İstanbul’a sadece 45 dakika uzaklıktaki cennet. Gitmesi o
kadar kolayki. Ümraniye Buyaka/Ikea’ nın
önünden TEM Şile otoyoluna çıkıp Şile Karamandere levhasına kadar gayet düzgün
ve akııııp giden asfalt yoldan devam ediyorsunuz. Karamandere sapağından girincede sanki dağın
içinde gider gibi yeşillikler arasında ilerken karşınıza Saklıgöl tabelası
çıkıyor. Köy içerisinde, daracık ama asfalt yollardan geçerek iki tepenin
arasında güzel bir göle varıyorsunuz.
İlk tepki, offff amma kalabalık, açık alanı otopark
yapmışlar, sanırım arabamızı koyacak yer bulamayacağız! Hiçde öyle olmadı, otoparka
girer girmez önümüze boş bir park yeri geldi ve hoop ordayız. Henüz manzara ile
karşılaşmadık.
Yürüyüş yolu varmış,
birşeyler yedikten sonra şuralarda yürürüz. Hele bir içeri girelim bakalım, yer
bulurmuyuz acaba şeklinde yorumlar yaparak, restauranta girdik. Meğer herkesler buraya sabahın erken saatinde
kahvaltıya gelmişler. Oturacak masa bulmak zor ama garsonlar ve oranın sahibi
veya müdürü olduğunu varsaydığım bir bey hemen olaya müdahele ediyor ve boş
masalara sizi yönlendiriyor. Gerçekten hiç beklemedik. Hemen göl üzerinde bir
masaya oturduk. İki dağ arasına sıkışmış, şahane göl manzarası karşımızda,
güneş yumuşak yumuşak sırtımıza vuruyor, masamız hızlıca temizleniyor,
siparişler alınıyor. Yemeklerin çok ahım şahım olduğunu söyleyemeyeceğim ama
bence hizmet iyi olduğundan o kadarda rahatsız etmiyor.Karnımızı bir güzel doyurduktan sonrada demlik çayımızı tatlı esintide, keyifle yudumluyoruz. Taze, mis kokulu çayın keyfide bir ayrı...

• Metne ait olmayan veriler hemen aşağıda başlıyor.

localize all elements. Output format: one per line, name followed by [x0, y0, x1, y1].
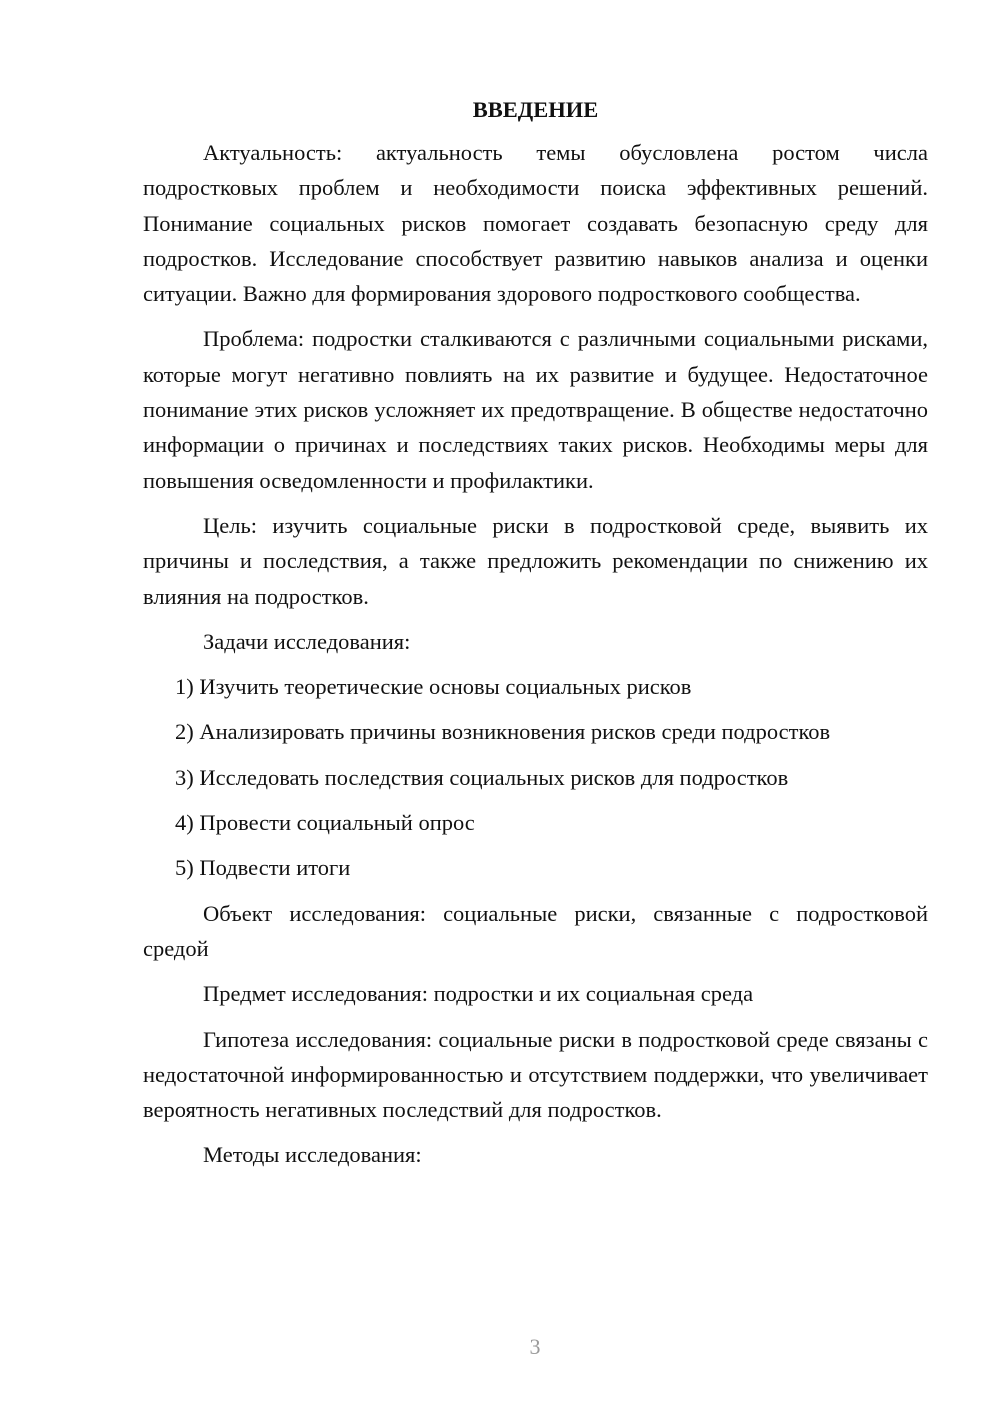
- methods-heading: Методы исследования:: [203, 1142, 422, 1168]
- tasks-list: [143, 669, 928, 885]
- problem-paragraph: Проблема: подростки сталкиваются с различными социальными рисками, которые могут негативно повлиять на их развитие и будущее. Недостаточное понимание этих рисков усложняет их предотвращение. В обществе недостаточно информации о причинах и последствиях таких рисков. Необходимы меры для повышения осведомленности и профилактики.: [143, 326, 928, 493]
- subject-paragraph: Предмет исследования: подростки и их социальная среда: [203, 981, 754, 1007]
- section-title: ВВЕДЕНИЕ: [472, 97, 599, 122]
- list-item: 1) Изучить теоретические основы социальных рисков: [175, 674, 692, 700]
- list-item: 2) Анализировать причины возникновения рисков среди подростков: [175, 719, 831, 745]
- list-item: 4) Провести социальный опрос: [175, 810, 475, 836]
- list-item: 5) Подвести итоги: [175, 855, 351, 881]
- relevance-paragraph: Актуальность: актуальность темы обусловлена ростом числа подростковых проблем и необходимости поиска эффективных решений. Понимание социальных рисков помогает создавать безопасную среду для подростков. Исследование способствует развитию навыков анализа и оценки ситуации. Важно для формирования здорового подросткового сообщества.: [143, 140, 928, 307]
- tasks-heading: Задачи исследования:: [203, 628, 411, 654]
- list-item: 3) Исследовать последствия социальных рисков для подростков: [175, 764, 789, 790]
- object-paragraph: Объект исследования: социальные риски, связанные с подростковой средой: [143, 900, 928, 961]
- page-number: 3: [529, 1334, 541, 1359]
- hypothesis-paragraph: Гипотеза исследования: социальные риски в подростковой среде связаны с недостаточной информированностью и отсутствием поддержки, что увеличивает вероятность негативных последствий для подростков.: [143, 1026, 928, 1123]
- page-content: [143, 92, 928, 1183]
- goal-paragraph: Цель: изучить социальные риски в подростковой среде, выявить их причины и последствия, а также предложить рекомендации по снижению их влияния на подростков.: [143, 512, 928, 609]
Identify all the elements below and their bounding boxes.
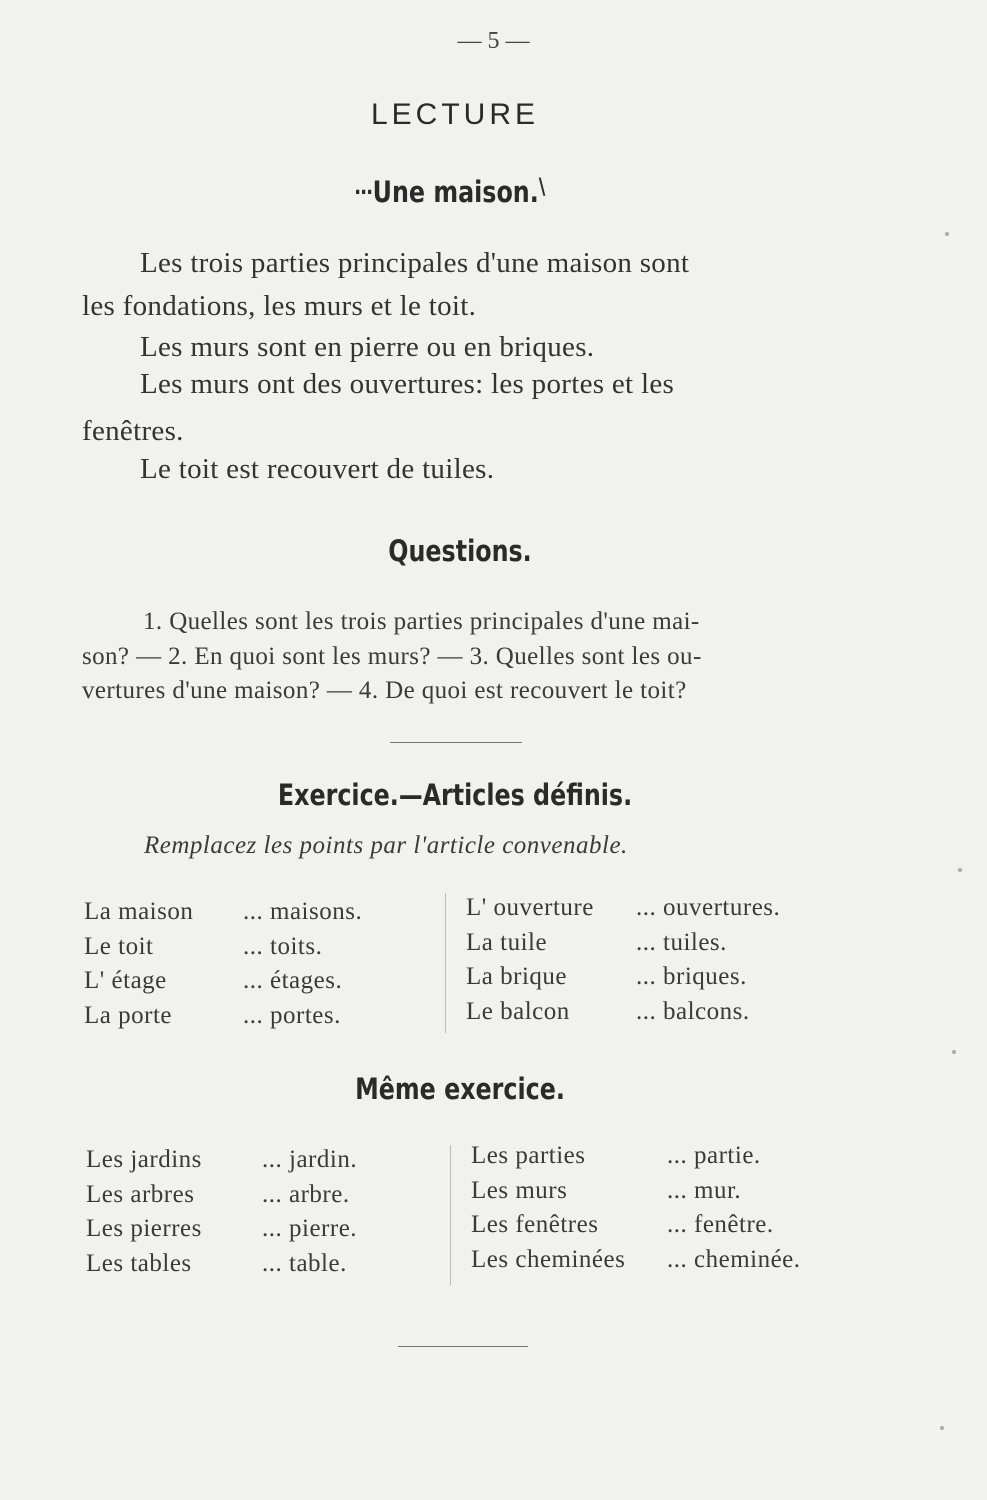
ex1-left-answer: ... toits. (243, 933, 323, 960)
ex1-left-answer: ... portes. (243, 1002, 341, 1029)
exercise1-title: Exercice.—Articles définis. (277, 778, 633, 812)
ex1-left-word: Le toit (84, 933, 154, 960)
exercise2-title-block (0, 1072, 920, 1106)
paper-speck (945, 232, 949, 236)
ex1-right-word: La brique (466, 963, 567, 990)
question-line: son? — 2. En quoi sont les murs? — 3. Quelles sont les ou- (82, 643, 702, 670)
ex2-left-word: Les pierres (86, 1215, 202, 1242)
exercise2-column-divider (450, 1145, 451, 1285)
ex1-left-word: La maison (84, 898, 194, 925)
ex2-right-answer: ... partie. (667, 1142, 761, 1169)
ex1-left-answer: ... étages. (243, 967, 343, 994)
ex1-right-answer: ... tuiles. (636, 929, 727, 956)
ex1-right-word: Le balcon (466, 998, 570, 1025)
ex2-left-answer: ... table. (262, 1250, 347, 1277)
ex2-right-answer: ... mur. (667, 1177, 742, 1204)
title-mark-right: \ (538, 175, 546, 200)
exercise1-column-divider (445, 893, 446, 1033)
ex2-right-word: Les cheminées (471, 1246, 626, 1273)
ex1-right-answer: ... ouvertures. (636, 894, 781, 921)
ex1-left-answer: ... maisons. (243, 898, 363, 925)
ex1-left-word: L' étage (84, 967, 167, 994)
ex1-left-word: La porte (84, 1002, 172, 1029)
reading-line: Les murs ont des ouvertures: les portes et les (140, 368, 675, 400)
title-mark-left: … (354, 175, 373, 200)
reading-title-block (0, 175, 900, 209)
reading-title: Une maison. (372, 175, 539, 209)
ex2-right-answer: ... fenêtre. (667, 1211, 774, 1238)
reading-title-wrap (81, 175, 819, 209)
ex2-left-answer: ... pierre. (262, 1215, 358, 1242)
page-number: — 5 — (457, 28, 530, 54)
exercise2-title: Même exercice. (355, 1072, 565, 1106)
paper-speck (958, 868, 962, 872)
question-line: vertures d'une maison? — 4. De quoi est recouvert le toit? (82, 677, 687, 704)
reading-line: Les murs sont en pierre ou en briques. (140, 331, 595, 363)
ex2-right-word: Les fenêtres (471, 1211, 599, 1238)
ex2-right-word: Les parties (471, 1142, 586, 1169)
section-title: LECTURE (370, 98, 540, 131)
paper-speck (952, 1050, 956, 1054)
question-line: 1. Quelles sont les trois parties principales d'une mai- (143, 608, 700, 635)
reading-line: Le toit est recouvert de tuiles. (140, 453, 495, 485)
ex1-right-answer: ... balcons. (636, 998, 750, 1025)
reading-line: les fondations, les murs et le toit. (82, 290, 477, 322)
questions-title-block (0, 534, 920, 568)
ex2-right-word: Les murs (471, 1177, 568, 1204)
reading-line: fenêtres. (82, 415, 184, 447)
ex2-left-word: Les jardins (86, 1146, 202, 1173)
ex1-right-word: La tuile (466, 929, 548, 956)
end-divider (398, 1346, 528, 1347)
ex2-left-word: Les arbres (86, 1181, 195, 1208)
ex2-left-answer: ... jardin. (262, 1146, 358, 1173)
questions-title: Questions. (388, 534, 532, 568)
ex2-left-answer: ... arbre. (262, 1181, 350, 1208)
section-divider (390, 742, 522, 743)
ex1-right-answer: ... briques. (636, 963, 747, 990)
ex2-left-word: Les tables (86, 1250, 192, 1277)
exercise1-instruction: Remplacez les points par l'article convenable. (144, 832, 628, 859)
ex2-right-answer: ... cheminée. (667, 1246, 801, 1273)
ex1-right-word: L' ouverture (466, 894, 594, 921)
paper-speck (940, 1426, 944, 1430)
exercise1-title-block (0, 778, 910, 812)
reading-line: Les trois parties principales d'une maison sont (140, 247, 690, 279)
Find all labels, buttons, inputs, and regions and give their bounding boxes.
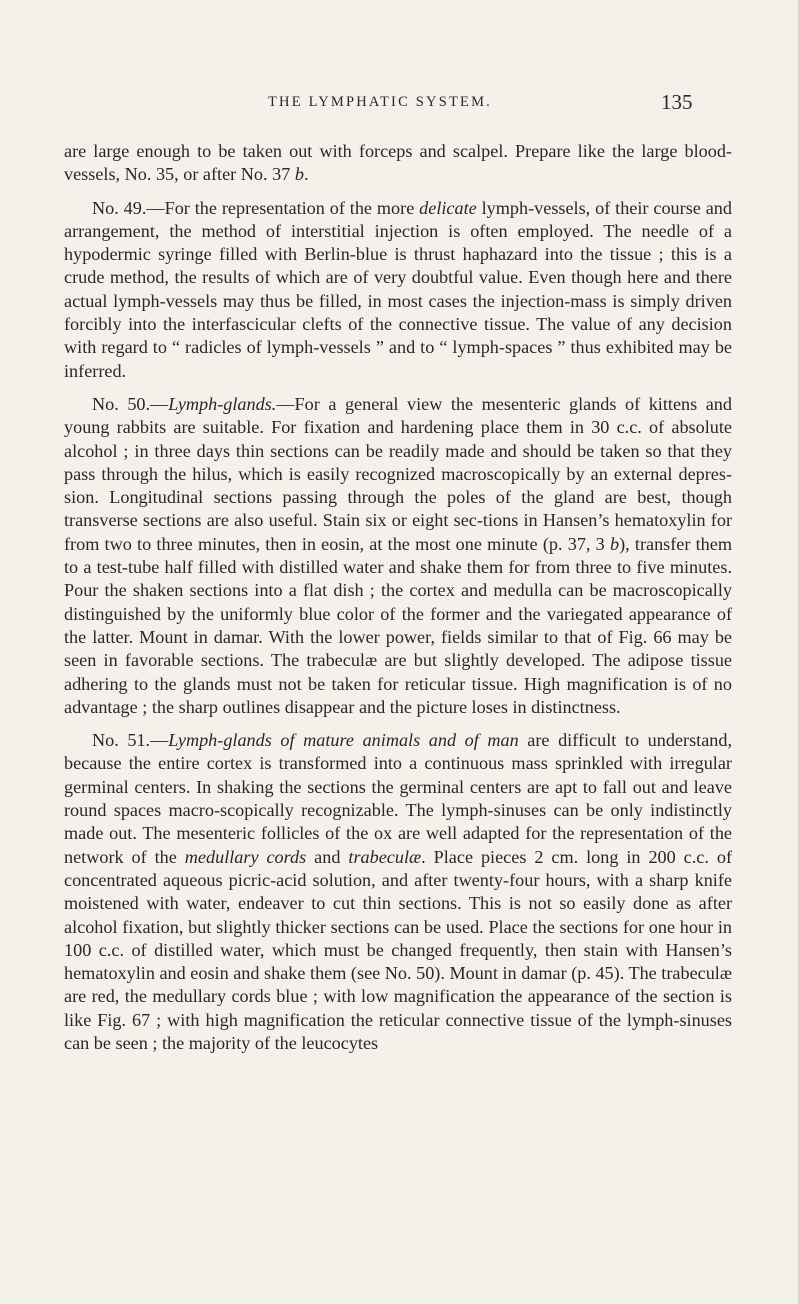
paragraph-no-49: No. 49.—For the representation of the more delicate lymph-vessels, of their course and arrangement, the method of interstitial injection is often employed. The needle of a hypodermic syringe filled with Berlin-blue is thrust haphazard into the tissue ; this is a crude method, the results of which are of very doubtful value. Even though here and there actual lymph-vessels may thus be filled, in most cases the injection-mass is simply driven forcibly into the interfascicular clefts of the connective tissue. The value of any decision with regard to “ radicles of lymph-vessels ” and to “ lymph-spaces ” thus exhibited may be inferred.	[64, 197, 732, 381]
running-title: THE LYMPHATIC SYSTEM.	[268, 94, 492, 110]
body-text	[64, 140, 732, 1065]
paragraph-no-50: No. 50.—Lymph-glands.—For a general view the mesenteric glands of kittens and young rabbits are suitable. For fixation and hardening place them in 30 c.c. of absolute alcohol ; in three days thin sections can be readily made and should be taken so that they pass through the hilus, which is easily recognized macroscopically by an external depres-sion. Longitudinal sections passing through the poles of the gland are best, though transverse sections are also useful. Stain six or eight sec-tions in Hansen’s hematoxylin for from two to three minutes, then in eosin, at the most one minute (p. 37, 3 b), transfer them to a test-tube half filled with distilled water and shake them for from three to five minutes. Pour the shaken sections into a flat dish ; the cortex and medulla can be macroscopically distinguished by the uniformly blue color of the former and the variegated appearance of the latter. Mount in damar. With the lower power, fields similar to that of Fig. 66 may be seen in favorable sections. The trabeculæ are but slightly developed. The adipose tissue adhering to the glands must not be taken for reticular tissue. High magnification is of no advantage ; the sharp outlines disappear and the picture loses in distinctness.	[64, 393, 732, 717]
running-head	[0, 90, 800, 120]
paragraph-continuation: are large enough to be taken out with forceps and scalpel. Prepare like the large blood-vessels, No. 35, or after No. 37 b.	[64, 141, 732, 185]
page-number: 135	[661, 90, 693, 114]
paragraph-no-51: No. 51.—Lymph-glands of mature animals and of man are difficult to understand, because the entire cortex is transformed into a continuous mass sprinkled with irregular germinal centers. In shaking the sections the germinal centers are apt to fall out and leave round spaces macro-scopically recognizable. The lymph-sinuses can be only indistinctly made out. The mesenteric follicles of the ox are well adapted for the representation of the network of the medullary cords and trabeculæ. Place pieces 2 cm. long in 200 c.c. of concentrated aqueous picric-acid solution, and after twenty-four hours, with a sharp knife moistened with water, endeaver to cut thin sections. This is not so easily done as after alcohol fixation, but slightly thicker sections can be used. Place the sections for one hour in 100 c.c. of distilled water, which must be changed frequently, then stain with Hansen’s hematoxylin and eosin and shake them (see No. 50). Mount in damar (p. 45). The trabeculæ are red, the medullary cords blue ; with low magnification the appearance of the section is like Fig. 67 ; with high magnification the reticular connective tissue of the lymph-sinuses can be seen ; the majority of the leucocytes	[64, 730, 733, 1053]
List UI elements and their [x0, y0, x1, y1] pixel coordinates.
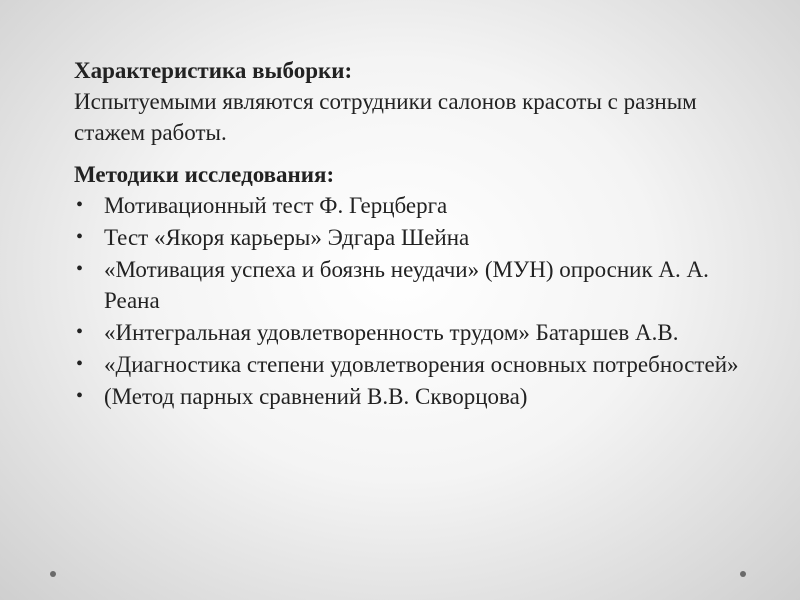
methods-list-item	[74, 317, 754, 348]
methods-list-item	[74, 349, 754, 380]
sample-description: Испытуемыми являются сотрудники салонов красоты с разным стажем работы.	[74, 89, 697, 145]
bullet-icon: •	[76, 321, 84, 343]
method-text: Тест «Якоря карьеры» Эдгара Шейна	[104, 225, 470, 250]
method-text: (Метод парных сравнений В.В. Скворцова)	[104, 384, 528, 409]
bullet-icon: •	[76, 385, 84, 407]
methods-list	[74, 190, 754, 412]
method-text: «Диагностика степени удовлетворения основных потребностей»	[104, 352, 739, 377]
bullet-icon: •	[76, 194, 84, 216]
methods-list-item	[74, 381, 754, 412]
slide-content	[74, 56, 754, 413]
bullet-icon: •	[76, 226, 84, 248]
method-text: Мотивационный тест Ф. Герцберга	[104, 193, 448, 218]
methods-list-item	[74, 222, 754, 253]
decorative-dot-icon	[740, 571, 746, 577]
methods-list-item	[74, 254, 754, 316]
sample-heading: Характеристика выборки:	[74, 58, 353, 83]
methods-heading: Методики исследования:	[74, 162, 335, 187]
methods-list-item	[74, 190, 754, 221]
method-text: «Мотивация успеха и боязнь неудачи» (МУН) опросник А. А. Реана	[104, 257, 709, 313]
bullet-icon: •	[76, 258, 84, 280]
bullet-icon: •	[76, 353, 84, 375]
decorative-dot-icon	[50, 571, 56, 577]
method-text: «Интегральная удовлетворенность трудом» Батаршев А.В.	[104, 320, 679, 345]
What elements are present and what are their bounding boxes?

Restaurant’da yemek yemek istemeyenler için gölün kenarına “
kendin pişir kendin ye balkonları”
yapmışlar. Bir dahaki sefere, bizde kendimiz pişirecegiz.. Ailecek bu şekil karar alındı! Doyduuuuk şimdi sıra geldi etrafı keşfetmeye... Gölün her iki tarafindan, ağaçların arasındaki patika yollarda yürümek mümkün ve cok keyifli. Göl temiz, sizi rahatsız edecek hiçbir tehlike yok. Tabii yine de yürürken gölün kenarındaki çamurlara basmamaya dikkat etmekte fayda var. Kuzucum böyle patikalarda yürüyüş yapmaya, atlayıp, zıplamaya bayılıyor. Oldukça keyif aliyor. E bizde onu mutlu ettiğimiz için iki kat keyif alıyoruz .
Karamandere Köyü'nün Saklıgöl'üne haftasonunuzdan bir gün ayırmanızı tavsiye ederim.
Karamandere Köyü'nün Saklıgöl'üne haftasonunuzdan bir gün ayırmanızı tavsiye ederim.